Vincent grunted without looking up. He and Sinclair spent the next moments threading twine beneath Carrick’s leg and back across it over and over as they wrapped his leg into immobility, working in tandem. It looked like something they’d done often and well.
“You…should forgive each other,” Sybil remarked when they’d finished and were tying the twine ends off. Her words had both men turning into such stiff beings they might as well have been carved from stone. Sybil didn’t even think they were breathing. Yet the vibrations she felt were frightening in their intensity and sent a shiver rapidly over her neck and into her back. She swallowed and spoke again without waiting. “You work well together. Without speaking. Without issue. ’Tis something you’ve done afore. And well. Often.”
“Sybil,” Vincent said in a low voice. He was looking over at her as he said it, and then he was frowning.
“Something happened.” She said it softly and didn’t move her eyes from them as she did so. “It was…deep. Dark. Horrid. It has to do with the other son of Carrick the Elder.”
“Sybil,” Vincent repeated, and then he was moving toward her, taking over her entire sphere with the massive am
ount of importance he had in her world now. She blinked him back into focus.
“Aye?” she whispered just before he got there. And then she was wrapped in his arms and lifted as he stood.
“You’re in need of a cool bath. Then some sup. Mayhap a sip of whiskey. And anything else I can find for your mouth other than these senseless words.”
“Senseless?” she asked.
“I should na’ have brought you out here. I forgot the lad’s penchant for weaknesses. I believed him over it.”
“’Tis something he couldn’t outgrow,” Sybil replied.
“Nae?” he asked.
“The sire would na’ let him.”
“The Elder Carrick?” Vincent continued.
She nodded.
“But why? What man wishes a whining wretch for a son?”
“A man fearful of losing another one.”
He went stiff again. His arms tightened, as did the muscle in his lower jaw. Sybil looked from it to his eyes.
“I need to make a special potion for him. Mayhap two of them,” she said.
“Who?”
“The Carrick lad.”
“What for?”
“One for the scarring he’ll have. Such a thing affects his beauty. He’ll na’ take that well, which will na’ set well with the sire. You ken?”

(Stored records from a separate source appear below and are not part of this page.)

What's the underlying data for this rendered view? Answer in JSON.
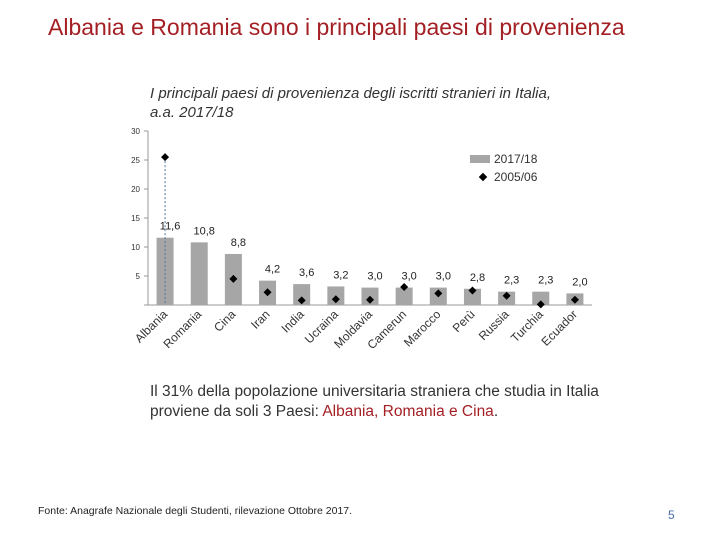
{
  "slide": {
    "title": "Albania e Romania sono i principali paesi di provenienza",
    "body_prefix": "Il 31% della popolazione universitaria straniera che studia in Italia proviene da soli 3 Paesi: ",
    "body_highlight": "Albania, Romania e Cina",
    "body_suffix": ".",
    "source": "Fonte: Anagrafe Nazionale degli Studenti, rilevazione Ottobre 2017.",
    "page_number": "5"
  },
  "colors": {
    "title": "#a31f24",
    "bar": "#a6a6a6",
    "marker": "#000000"
  },
  "chart_data": {
    "type": "bar",
    "title": "I principali paesi di provenienza degli iscritti stranieri in Italia, a.a. 2017/18",
    "categories": [
      "Albania",
      "Romania",
      "Cina",
      "Iran",
      "India",
      "Ucraina",
      "Moldavia",
      "Camerun",
      "Marocco",
      "Perù",
      "Russia",
      "Turchia",
      "Ecuador"
    ],
    "series": [
      {
        "name": "2017/18",
        "style": "bar",
        "values": [
          11.6,
          10.8,
          8.8,
          4.2,
          3.6,
          3.2,
          3.0,
          3.0,
          3.0,
          2.8,
          2.3,
          2.3,
          2.0
        ],
        "labels": [
          "11,6",
          "10,8",
          "8,8",
          "4,2",
          "3,6",
          "3,2",
          "3,0",
          "3,0",
          "3,0",
          "2,8",
          "2,3",
          "2,3",
          "2,0"
        ]
      },
      {
        "name": "2005/06",
        "style": "diamond-marker",
        "values": [
          25.5,
          null,
          4.5,
          2.2,
          0.8,
          1.0,
          0.9,
          3.1,
          2.0,
          2.5,
          1.6,
          0.1,
          0.9
        ]
      }
    ],
    "ylim": [
      0,
      30
    ],
    "yticks": [
      5,
      10,
      15,
      20,
      25,
      30
    ],
    "legend_position": "top-right"
  }
}
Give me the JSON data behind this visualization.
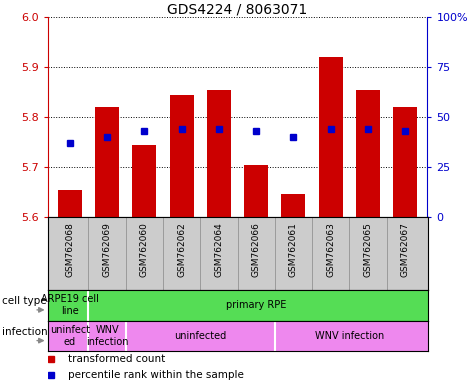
{
  "title": "GDS4224 / 8063071",
  "samples": [
    "GSM762068",
    "GSM762069",
    "GSM762060",
    "GSM762062",
    "GSM762064",
    "GSM762066",
    "GSM762061",
    "GSM762063",
    "GSM762065",
    "GSM762067"
  ],
  "bar_values": [
    5.655,
    5.82,
    5.745,
    5.845,
    5.855,
    5.705,
    5.645,
    5.92,
    5.855,
    5.82
  ],
  "bar_baseline": 5.6,
  "percentile_values": [
    37,
    40,
    43,
    44,
    44,
    43,
    40,
    44,
    44,
    43
  ],
  "ylim": [
    5.6,
    6.0
  ],
  "yticks": [
    5.6,
    5.7,
    5.8,
    5.9,
    6.0
  ],
  "y2lim": [
    0,
    100
  ],
  "y2ticks": [
    0,
    25,
    50,
    75,
    100
  ],
  "y2ticklabels": [
    "0",
    "25",
    "50",
    "75",
    "100%"
  ],
  "bar_color": "#cc0000",
  "dot_color": "#0000cc",
  "cell_type_green": "#55dd55",
  "infection_pink": "#ee88ee",
  "xtick_bg": "#cccccc",
  "legend_items": [
    {
      "label": "transformed count",
      "color": "#cc0000"
    },
    {
      "label": "percentile rank within the sample",
      "color": "#0000cc"
    }
  ],
  "bg_color": "#ffffff",
  "tick_label_color_left": "#cc0000",
  "tick_label_color_right": "#0000cc",
  "cell_type_spans": [
    {
      "label": "ARPE19 cell\nline",
      "xstart": -0.5,
      "xend": 0.5
    },
    {
      "label": "primary RPE",
      "xstart": 0.5,
      "xend": 9.5
    }
  ],
  "infection_spans": [
    {
      "label": "uninfect\ned",
      "xstart": -0.5,
      "xend": 0.5
    },
    {
      "label": "WNV\ninfection",
      "xstart": 0.5,
      "xend": 1.5
    },
    {
      "label": "uninfected",
      "xstart": 1.5,
      "xend": 5.5
    },
    {
      "label": "WNV infection",
      "xstart": 5.5,
      "xend": 9.5
    }
  ]
}
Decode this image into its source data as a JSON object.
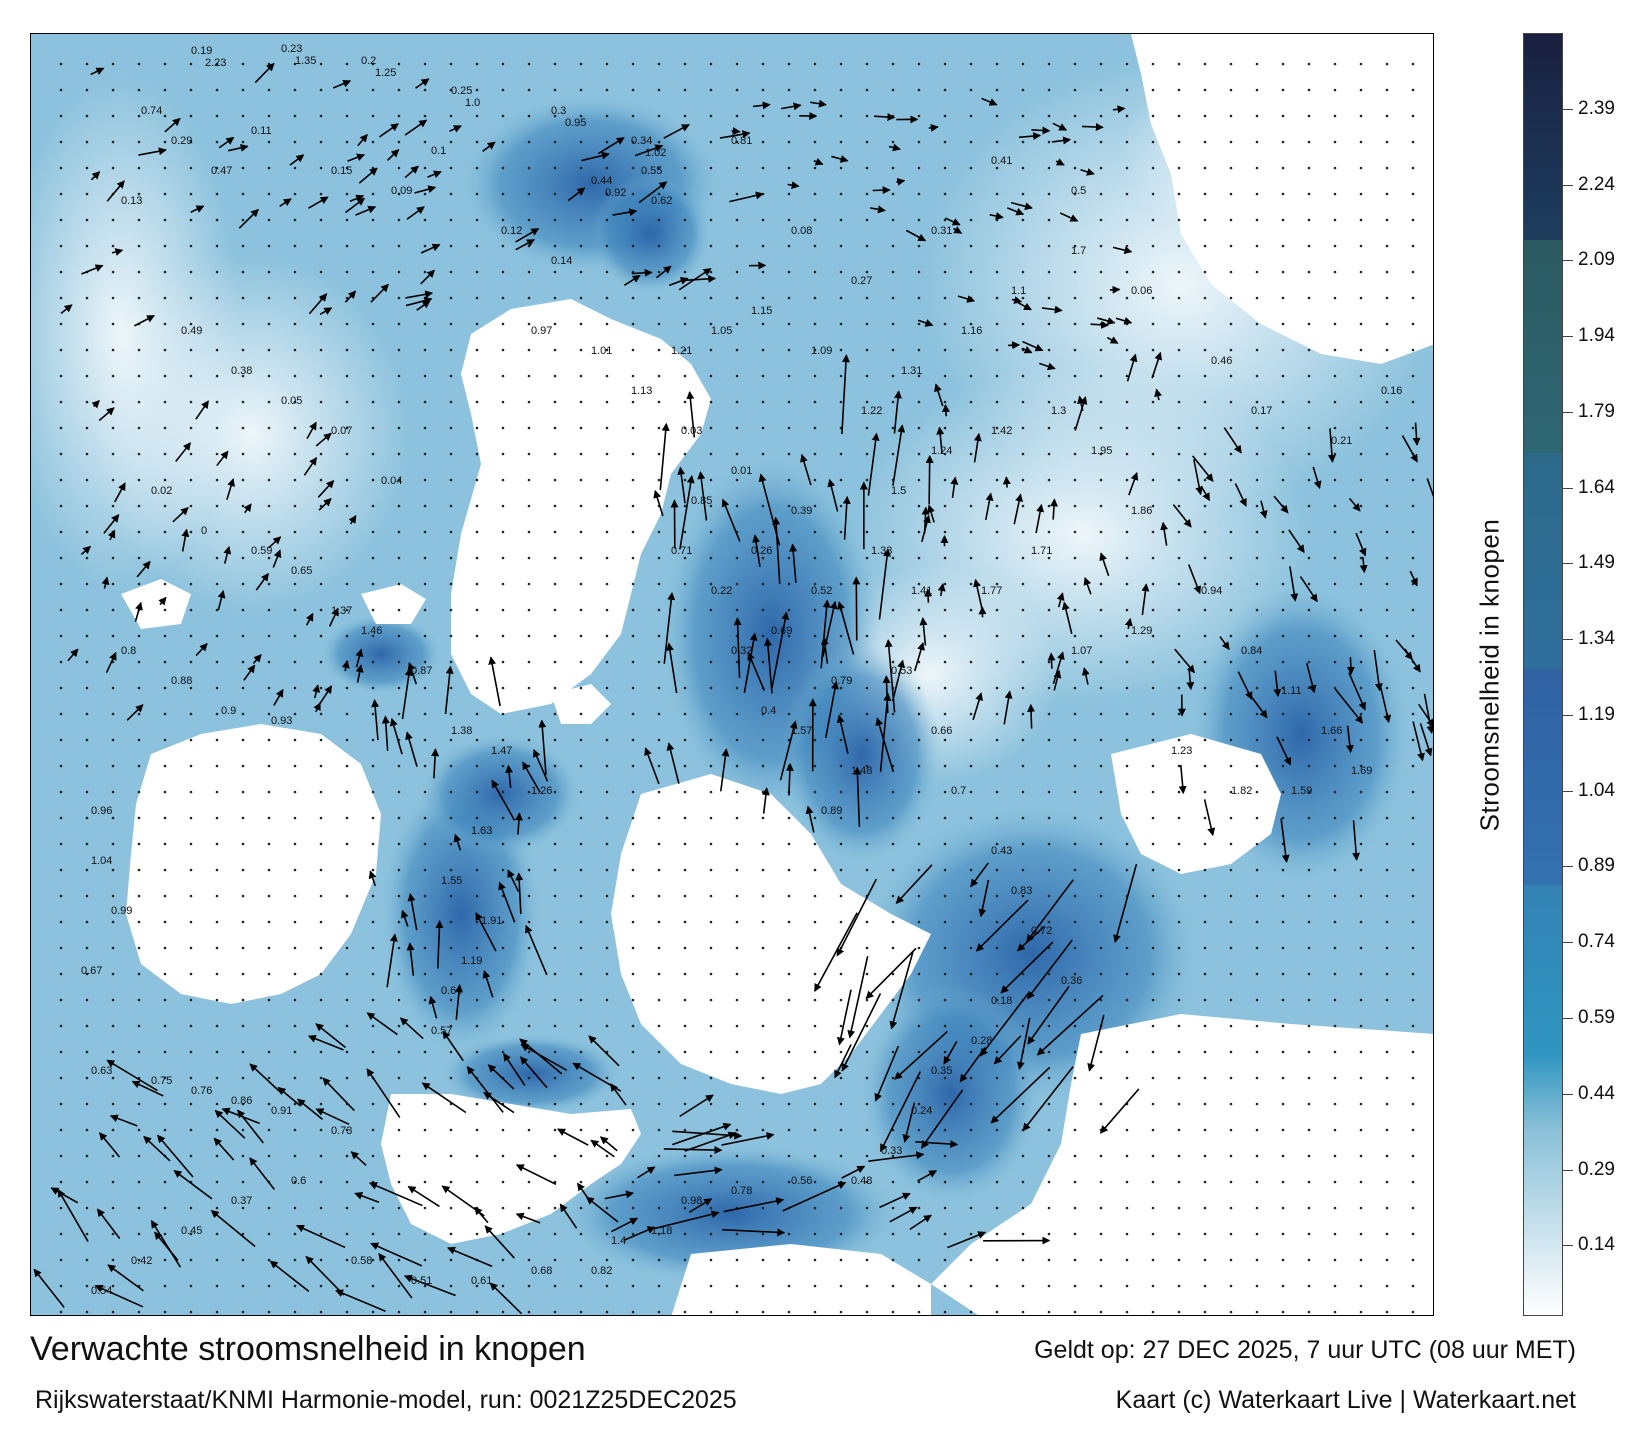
{
  "title": "Verwachte stroomsnelheid in knopen",
  "valid_time": "Geldt op: 27 DEC 2025, 7 uur UTC (08 uur MET)",
  "source": "Rijkswaterstaat/KNMI Harmonie-model, run: 0021Z25DEC2025",
  "credit": "Kaart (c) Waterkaart Live | Waterkaart.net",
  "colorbar": {
    "title": "Stroomsnelheid in knopen",
    "tick_labels": [
      "2.39",
      "2.24",
      "2.09",
      "1.94",
      "1.79",
      "1.64",
      "1.49",
      "1.34",
      "1.19",
      "1.04",
      "0.89",
      "0.74",
      "0.59",
      "0.44",
      "0.29",
      "0.14"
    ],
    "tick_values": [
      2.39,
      2.24,
      2.09,
      1.94,
      1.79,
      1.64,
      1.49,
      1.34,
      1.19,
      1.04,
      0.89,
      0.74,
      0.59,
      0.44,
      0.29,
      0.14
    ],
    "range": [
      0,
      2.54
    ],
    "colors": [
      "#ffffff",
      "#a9cfe0",
      "#2e8fb9",
      "#2f6eaa",
      "#3a64a1",
      "#2d6c8c",
      "#2c5f6b",
      "#1c3a5c",
      "#1a1f3f"
    ]
  },
  "map": {
    "land_color": "#ffffff",
    "water_color": "#8cc2dd",
    "strong_current_color": "#2f6fb0",
    "arrow_color": "#000000",
    "speed_labels": [
      {
        "t": "0.19"
      },
      {
        "t": "0.23"
      },
      {
        "t": "0.2"
      },
      {
        "t": "0.25"
      },
      {
        "t": "0.3"
      },
      {
        "t": "0.34"
      },
      {
        "t": "0.44"
      },
      {
        "t": "0.55"
      },
      {
        "t": "0.62"
      },
      {
        "t": "0.81"
      },
      {
        "t": "0.74"
      },
      {
        "t": "0.29"
      },
      {
        "t": "0.47"
      },
      {
        "t": "0.13"
      },
      {
        "t": "0.11"
      },
      {
        "t": "0.15"
      },
      {
        "t": "0.09"
      },
      {
        "t": "0.1"
      },
      {
        "t": "0.12"
      },
      {
        "t": "0.14"
      },
      {
        "t": "0.08"
      },
      {
        "t": "0.27"
      },
      {
        "t": "0.31"
      },
      {
        "t": "0.41"
      },
      {
        "t": "0.5"
      },
      {
        "t": "0.06"
      },
      {
        "t": "0.46"
      },
      {
        "t": "0.17"
      },
      {
        "t": "0.21"
      },
      {
        "t": "0.16"
      },
      {
        "t": "0.03"
      },
      {
        "t": "0.01"
      },
      {
        "t": "0.39"
      },
      {
        "t": "0.26"
      },
      {
        "t": "0.52"
      },
      {
        "t": "0.69"
      },
      {
        "t": "0.79"
      },
      {
        "t": "1.57"
      },
      {
        "t": "1.48"
      },
      {
        "t": "0.89"
      },
      {
        "t": "1.37"
      },
      {
        "t": "1.46"
      },
      {
        "t": "0.87"
      },
      {
        "t": "1.38"
      },
      {
        "t": "1.47"
      },
      {
        "t": "1.26"
      },
      {
        "t": "1.63"
      },
      {
        "t": "1.55"
      },
      {
        "t": "1.91"
      },
      {
        "t": "1.19"
      },
      {
        "t": "0.64"
      },
      {
        "t": "0.57"
      },
      {
        "t": "0.53"
      },
      {
        "t": "0.66"
      },
      {
        "t": "0.7"
      },
      {
        "t": "0.43"
      },
      {
        "t": "0.83"
      },
      {
        "t": "0.72"
      },
      {
        "t": "0.36"
      },
      {
        "t": "0.18"
      },
      {
        "t": "0.28"
      },
      {
        "t": "0.35"
      },
      {
        "t": "0.24"
      },
      {
        "t": "0.33"
      },
      {
        "t": "0.48"
      },
      {
        "t": "0.56"
      },
      {
        "t": "0.78"
      },
      {
        "t": "0.98"
      },
      {
        "t": "1.18"
      },
      {
        "t": "1.4"
      },
      {
        "t": "0.94"
      },
      {
        "t": "0.84"
      },
      {
        "t": "1.11"
      },
      {
        "t": "1.66"
      },
      {
        "t": "1.69"
      },
      {
        "t": "1.59"
      },
      {
        "t": "1.82"
      },
      {
        "t": "1.23"
      },
      {
        "t": "1.29"
      },
      {
        "t": "1.07"
      },
      {
        "t": "0.96"
      },
      {
        "t": "1.04"
      },
      {
        "t": "0.99"
      },
      {
        "t": "0.67"
      },
      {
        "t": "0.63"
      },
      {
        "t": "0.75"
      },
      {
        "t": "0.76"
      },
      {
        "t": "0.86"
      },
      {
        "t": "0.91"
      },
      {
        "t": "0.73"
      },
      {
        "t": "0.6"
      },
      {
        "t": "0.37"
      },
      {
        "t": "0.45"
      },
      {
        "t": "0.42"
      },
      {
        "t": "0.54"
      },
      {
        "t": "0.58"
      },
      {
        "t": "0.51"
      },
      {
        "t": "0.61"
      },
      {
        "t": "0.68"
      },
      {
        "t": "0.82"
      },
      {
        "t": "1.95"
      },
      {
        "t": "1.86"
      },
      {
        "t": "1.71"
      },
      {
        "t": "1.77"
      },
      {
        "t": "1.41"
      },
      {
        "t": "1.33"
      },
      {
        "t": "1.5"
      },
      {
        "t": "1.24"
      },
      {
        "t": "1.42"
      },
      {
        "t": "1.3"
      },
      {
        "t": "0.85"
      },
      {
        "t": "0.71"
      },
      {
        "t": "0.22"
      },
      {
        "t": "0.32"
      },
      {
        "t": "0.4"
      },
      {
        "t": "0.49"
      },
      {
        "t": "0.38"
      },
      {
        "t": "0.05"
      },
      {
        "t": "0.07"
      },
      {
        "t": "0.04"
      },
      {
        "t": "0.02"
      },
      {
        "t": "0"
      },
      {
        "t": "0.59"
      },
      {
        "t": "0.65"
      },
      {
        "t": "0.8"
      },
      {
        "t": "0.88"
      },
      {
        "t": "0.9"
      },
      {
        "t": "0.93"
      },
      {
        "t": "0.97"
      },
      {
        "t": "1.01"
      },
      {
        "t": "1.13"
      },
      {
        "t": "1.21"
      },
      {
        "t": "1.05"
      },
      {
        "t": "1.15"
      },
      {
        "t": "1.09"
      },
      {
        "t": "1.22"
      },
      {
        "t": "1.31"
      },
      {
        "t": "1.16"
      },
      {
        "t": "1.1"
      },
      {
        "t": "1.7"
      },
      {
        "t": "2.23"
      },
      {
        "t": "1.35"
      },
      {
        "t": "1.25"
      },
      {
        "t": "1.0"
      },
      {
        "t": "0.95"
      },
      {
        "t": "1.02"
      },
      {
        "t": "0.92"
      }
    ]
  }
}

She heard Sinclair snort. Vincent didn’t respond at all, so Sybil spoke again. “I have a tea that will work on the fever he’ll suffer. He’ll need my tea. The one with dandelion and rosehips. I have it in the wagon.”
“’Tis luck I let you bring them, then.”
He was teasing her. Sybil turned her head into Vincent’s neck. She had to look away from his eyes. It was too heady an experience.
“Your lady did well.” It was a different voice speaking this time. “Carrick may let you keep your head yet.”
Vincent groaned deep in his throat. It vibrated against where her nose was pressed. That was a new experience, and one she could grow used to.
Vincent moved her more securely against him. She could grow used to how that felt, too, she decided.
“I leave the lad with you, Sinclair. See that he’s kept quiet.”